PRESIDENT Edgar Lungu today claimed before a visiting delegation from the International Monetary Fund that his government currently grappling to borrow US$1.6 billion from the Washington-domiciled institution is serious about debt sustainability.

Zambia’s external debt is currently at US$7.2 billion and economists say the country has been borrowing recklessly to finance projects that were generally over-priced and expensive due to endemic corruption in government.

Amidst concerns that Lungu’s PF administration is riddled with theft of public funds, as well as increased public outcry over the government’s controversial purchase of 42 second-hand fire-tenders at US$42 million, Lungu pleaded with the Dr Abebe Selassie-led IMF Africa Region delegation to conclude the economic recovery programme negotiations.

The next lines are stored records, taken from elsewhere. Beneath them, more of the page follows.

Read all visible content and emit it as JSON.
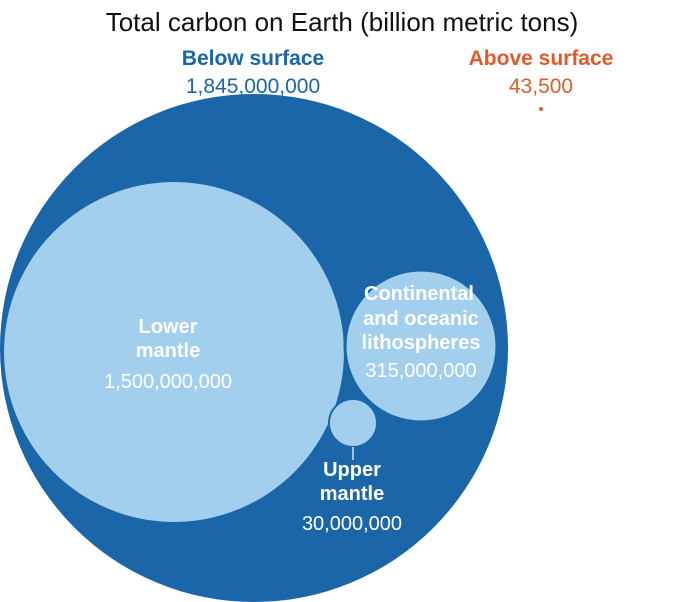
{
  "chart_data": {
    "type": "bubble",
    "title": "Total carbon on Earth (billion metric tons)",
    "groups": [
      {
        "label": "Below surface",
        "value_text": "1,845,000,000",
        "value": 1845000000,
        "color": "#1a66a8"
      },
      {
        "label": "Above surface",
        "value_text": "43,500",
        "value": 43500,
        "color": "#e05a2b"
      }
    ],
    "bubbles": [
      {
        "label_lines": [
          "Lower",
          "mantle"
        ],
        "value_text": "1,500,000,000",
        "value": 1500000000,
        "parent": "Below surface",
        "color": "#a3cfee"
      },
      {
        "label_lines": [
          "Continental",
          "and oceanic",
          "lithospheres"
        ],
        "value_text": "315,000,000",
        "value": 315000000,
        "parent": "Below surface",
        "color": "#a3cfee"
      },
      {
        "label_lines": [
          "Upper",
          "mantle"
        ],
        "value_text": "30,000,000",
        "value": 30000000,
        "parent": "Below surface",
        "color": "#a3cfee"
      }
    ]
  }
}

The plea and assurance was made at State House in Lusaka when Dr Selassie, the IMF director for the African Region, paid a courtesy call on Lungu who has nonetheless challenged all those alleging that his administration was brazenly corrupt to produce evidence.

“Although we remain committed to continue on the path of economic reform and stabilisation, there is need to bring the programme negotiations to a conclusion. We are committed to move forward with the programme,” Lungu said. “We are taking painful decisions now, to ensure we make progress in the economy and secure the livelihoods of our people.”

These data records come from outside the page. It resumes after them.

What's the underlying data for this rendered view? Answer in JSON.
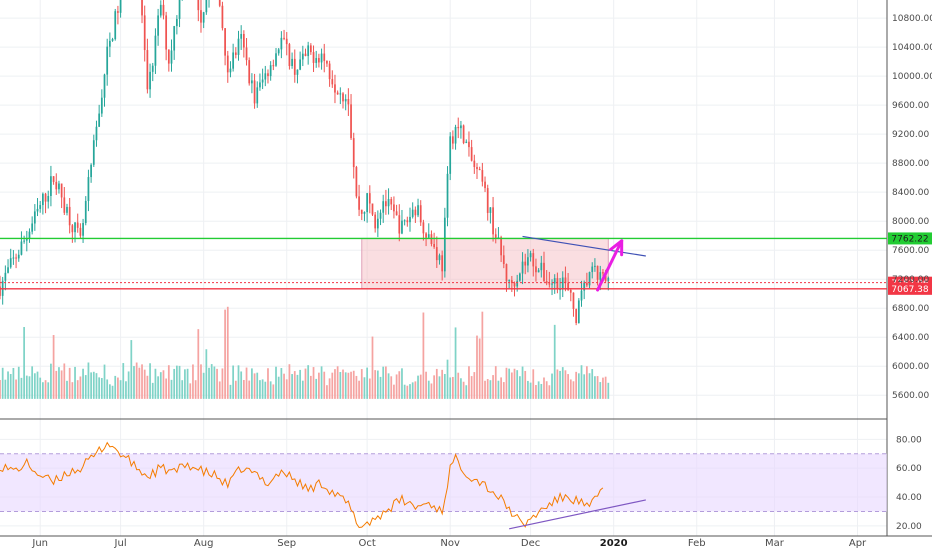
{
  "chart_data": [
    {
      "type": "candlestick",
      "title": "",
      "ylim": [
        5300,
        11050
      ],
      "price_ticks": [
        "5600.00",
        "6000.00",
        "6400.00",
        "6800.00",
        "7200.00",
        "7600.00",
        "8000.00",
        "8400.00",
        "8800.00",
        "9200.00",
        "9600.00",
        "10000.00",
        "10400.00",
        "10800.00"
      ],
      "price_tick_values": [
        5600,
        6000,
        6400,
        6800,
        7200,
        7600,
        8000,
        8400,
        8800,
        9200,
        9600,
        10000,
        10400,
        10800
      ],
      "x_labels": [
        "Jun",
        "Jul",
        "Aug",
        "Sep",
        "Oct",
        "Nov",
        "Dec",
        "2020",
        "Feb",
        "Mar",
        "Apr"
      ],
      "x_label_days": [
        0,
        30,
        61,
        92,
        122,
        153,
        183,
        214,
        245,
        274,
        305
      ],
      "range": {
        "start_day": -15,
        "end_day": 316
      },
      "drawn_to_day": 212,
      "price_path_days": [
        -15,
        -5,
        5,
        15,
        25,
        30,
        35,
        40,
        45,
        48,
        55,
        60,
        65,
        70,
        75,
        80,
        85,
        90,
        95,
        100,
        105,
        110,
        115,
        118,
        120,
        122,
        125,
        128,
        135,
        140,
        145,
        150,
        153,
        155,
        158,
        160,
        165,
        170,
        175,
        180,
        183,
        185,
        190,
        195,
        200,
        205,
        210,
        212
      ],
      "price_path_values": [
        7100,
        7800,
        8600,
        7700,
        10300,
        11100,
        12500,
        9700,
        11000,
        10200,
        11800,
        10800,
        11600,
        10100,
        10500,
        9700,
        10100,
        10500,
        10100,
        10300,
        10300,
        9900,
        9700,
        8300,
        8100,
        8300,
        8000,
        8300,
        7900,
        8200,
        7800,
        7400,
        9100,
        9300,
        9200,
        8900,
        8500,
        7800,
        7100,
        7400,
        7500,
        7400,
        7150,
        7200,
        6700,
        7300,
        7200,
        7152
      ],
      "volume": {
        "min": 0,
        "max": 200,
        "bottom_value": 5550
      },
      "horizontal_levels": [
        {
          "label": "7762.22",
          "value": 7762.22,
          "color": "#22cc33"
        },
        {
          "label": "7152.06",
          "value": 7152.06,
          "color": "#f23645"
        },
        {
          "label": "7067.38",
          "value": 7067.38,
          "color": "#f23645"
        }
      ],
      "support_zone": {
        "from_day": 120,
        "to_day": 212,
        "low": 7067.38,
        "high": 7762.22,
        "color": "#f4b6bd"
      },
      "trendline": {
        "start_day": 180,
        "start_value": 7790,
        "end_day": 226,
        "end_value": 7520,
        "color": "#3f51b5"
      },
      "projection_arrow": {
        "start_day": 208,
        "start_value": 7050,
        "end_day": 217,
        "end_value": 7730,
        "color": "#e91ee3"
      },
      "colors": {
        "up": "#26a69a",
        "down": "#ef5350",
        "up_volume": "#7fd3c7",
        "down_volume": "#f5a3a1"
      }
    },
    {
      "type": "line",
      "name": "RSI",
      "ylim": [
        13,
        92
      ],
      "ticks": [
        "20.00",
        "40.00",
        "60.00",
        "80.00"
      ],
      "tick_values": [
        20,
        40,
        60,
        80
      ],
      "band": {
        "low": 30,
        "high": 70,
        "color": "#e8d7ff"
      },
      "x_days": [
        -15,
        -10,
        -5,
        0,
        5,
        10,
        15,
        20,
        25,
        30,
        35,
        40,
        45,
        50,
        55,
        60,
        65,
        70,
        75,
        80,
        85,
        90,
        95,
        100,
        105,
        110,
        115,
        118,
        120,
        125,
        130,
        135,
        140,
        145,
        150,
        153,
        155,
        160,
        165,
        170,
        175,
        180,
        185,
        190,
        195,
        200,
        205,
        210
      ],
      "y": [
        62,
        58,
        63,
        55,
        50,
        57,
        60,
        68,
        78,
        70,
        62,
        54,
        60,
        57,
        63,
        58,
        55,
        48,
        60,
        56,
        50,
        58,
        52,
        45,
        50,
        42,
        35,
        22,
        20,
        25,
        32,
        38,
        33,
        36,
        30,
        60,
        66,
        55,
        50,
        42,
        32,
        20,
        28,
        35,
        40,
        38,
        32,
        47
      ],
      "trendline": {
        "start_day": 175,
        "start_value": 18,
        "end_day": 226,
        "end_value": 38,
        "color": "#7e57c2"
      },
      "line_color": "#f57c00"
    }
  ]
}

Lungu said in ensuring debt sustainability and fiscal discipline whilst maintaining a healthy balance between social spending and growth programmes, his government had systematically instituted an unprecedented electricity tariff increase of 75 per cent within the same year based on cost reflective levels.

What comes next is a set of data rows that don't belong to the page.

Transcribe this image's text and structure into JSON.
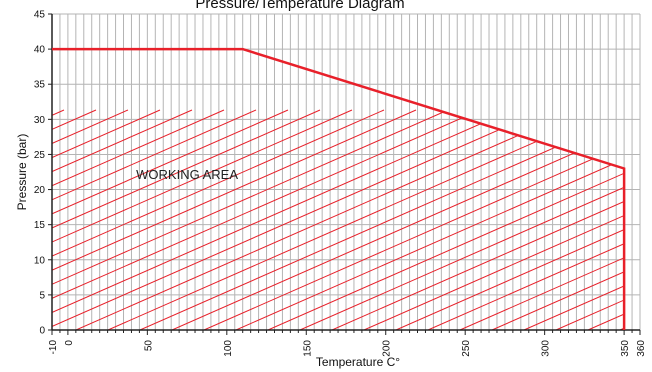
{
  "chart_data": {
    "type": "area",
    "title": "Pressure/Temperature Diagram",
    "xlabel": "Temperature C°",
    "ylabel": "Pressure (bar)",
    "xlim": [
      -10,
      360
    ],
    "ylim": [
      0,
      45
    ],
    "x_ticks": [
      -10,
      0,
      50,
      100,
      150,
      200,
      250,
      300,
      350,
      360
    ],
    "y_ticks": [
      0,
      5,
      10,
      15,
      20,
      25,
      30,
      35,
      40,
      45
    ],
    "grid": true,
    "series": [
      {
        "x": [
          -10,
          110,
          350,
          350
        ],
        "y": [
          40,
          40,
          23,
          0
        ]
      }
    ],
    "annotations": [
      {
        "text": "WORKING AREA",
        "x": 75,
        "y": 21.5
      }
    ],
    "colors": {
      "boundary": "#e8202a",
      "hatch": "#e8202a",
      "grid": "#b4b4b4",
      "axis": "#222222"
    }
  }
}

Prominent among those that were in the company of Lungu during the courtesy call was finance minister Felix Mutati, who last month claimed that the 2018 national budget had sufficiently addressed sticking points noted by the IMF’s executive board relating to Zambia’s economic outlook.

And Dr Selassie was accompanied to State House by Dr Boileau Loko, the newly-appointed IMF Zambia Mission chief, IMF executive director for Zambia Dr Maxwell Mukwelazamba as well as the IMF resident representative for Zambia, Dr Alfredo Baldini.

In a recent IMF report on Zambia’s economic outlook, the country’s economy was said to be in near-crisis from the fourth quarter of 2015 through 2016 and this was attributed to rising public debt which was progressing at an unsustainable pace thereby rendering the economy vulnerable.

Delivering a statement in Parliament on the state of the economy and economic recovery programme to be supported by the IMF in March this year, Mutati described Zambia’s economic situation as grave and that the statement he was delivering was a guide to ensure the country shifts back “to levels of growth our country needs to prosper”.

“The economic challenges we are facing are also reflected in the deterioration of public finances. In 2016 the fiscal impact of the economic shocks has forced public expenditure upwards while revenues fell short of expectations,” said Mutati then. “Whilst some of the shocks we have faced are externally induced and so cannot be controlled, there are areas where more consistent policymaking can play a role. These imbalances clearly need to be urgently addressed.”

Below are the five pillars of Zambia’s IMF-supported Economic Recovery Programme dubbed ‘Zambia Plus’:

  1. To strengthen tax policy and administration, to improve revenue inflows, and to shift public expenditure back to affordable levels.
  2. To ensure the poor are better protected, the government will see an increased budgetary allocation to social protection including addressing the plight of pensioners.
  3. Safeguard Zambia’s resources and prevent wastage by strengthening regulations and laws to make them more punitive to abusers and ensure transparency in economic and spending decisions.
  4. Improve budget credibility, better planning and adherence to expenditure plans and improvement of quality of government spending.
  5. Provide greater economic stability which comes with a better platform for economic growth and job creation.